In Windsor, fluoride was removed from the water supply in 2013 and reintroduced five years later after the rates of tooth decay increased.
“When we talk about active versus passive interventions from a public health perspective, we do tend to really advocate for passive interventions because people don’t have to think about it,” explained assistant professor Samantha Buttemer, director of the Master of Public Health program at Queen’s University.
“You don’t have to make mental space to think about protecting your teeth or making it to the dentist. We know a lot of people for a variety of reasons, maybe struggle to make it to the dentist chair as often as they’re supposed to,” Buttemer added. “This is one intervention where people just don’t have to use their mental energy to think about protecting their teeth, which is really helpful.”
But the popularity of fluoride may be ebbing.
There has always been suspicion of water fluoridation — surveys in Kingston showed close to 20 per cent of respondents were opposed — and that opposition has been buoyed by the California court decision.
That ruling came after a review of research by the U.S. National Toxicology Program, published in August, that indicated that exposure to levels of fluoride higher that the World Health Organization’s recommended amount of 1.5 mg per litre is linked to lower IQ among children.
A similar review by Cochrane, a United Kingston-based healthcare non-profit, that showed the introduction of fluoride in toothpaste and mouth rinses in the mid-1970s reduced the effectiveness of community water fluoridation.
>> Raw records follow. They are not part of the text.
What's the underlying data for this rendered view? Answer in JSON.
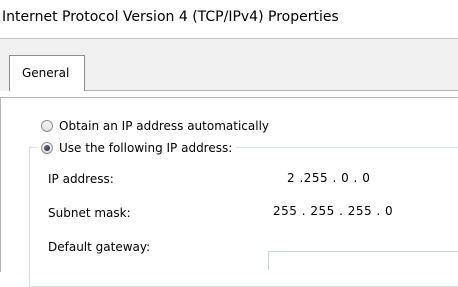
{
  "window": {
    "title": "Internet Protocol Version 4 (TCP/IPv4) Properties"
  },
  "tabs": [
    {
      "label": "General",
      "selected": true
    }
  ],
  "options": {
    "obtain_auto": {
      "label": "Obtain an IP address automatically",
      "selected": false
    },
    "use_following": {
      "label": "Use the following IP address:",
      "selected": true
    }
  },
  "fields": {
    "ip_address": {
      "label": "IP address:",
      "value": "2 .255 . 0 . 0"
    },
    "subnet_mask": {
      "label": "Subnet mask:",
      "value": "255 . 255 . 255 . 0"
    },
    "default_gateway": {
      "label": "Default gateway:",
      "value": ""
    }
  }
}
Earlier this month, Montreal city council voted to end fluoridation on the West Island.
That decision was based on concerns about cost, children’s health and the environmental impacts.
The latest push to add fluoride to the water came after a startling report in March about dental decay in Kingston-area schools.
Kingston has looked at adding fluoride four times in the past 66 years.
In 1958, a proposal was narrowly approved by city voters in a referendum but it took until the mid 1960s for the process of adding fluoride to the municipal drinking water was completed.
The early 1960s was the era when many larger Ontario cities, including Toronto and Ottawa, began fluorinating their water supplies.
Fluoride was in Kingston’s water for about a year when, in 1966, another referendum rejected the measure and Kingston became one of the first municipalities to remove fluoride from its water supply.
The question was put to the voters twice more, in 1973 and 1978, and voted down both times.
Up until 2008, the federal government put fluoride in the water supply on Canadian Forces Base Kingston.
Walton said rather than adding fluoride to the city’s water, Kingston could instead invest in more mobile clinics to greatly expand dental screening in local schools.
And the new Canadian Dental Care Plan funds dental care for children, seniors and adults with disabilities who qualify for the program, Walton said.
Even with an apparent shift in the discussion around fluoridation, Walton said there remains an expansive system built up during the last 70 years that is in place to advocate for and expand the use of fluoride.
Walton called it “paradigm inertia,” a resistance to changing the understanding and approaches to long-followed policies.
“Municipal water fluoridation is one of the 10 best public health interventions in this century, right?” Walton said. “I personally think, this is just my opinion, it will be studied as an example of the dangers of paradigm inertia on the progress of science and it will be lumped in with lead and CFCs.”
“Kingston doesn’t need to have this debate,” Walton added. “Just wait, I’m saying. Wait a year and the water will clear. I think we will feel we dodged a bullet.”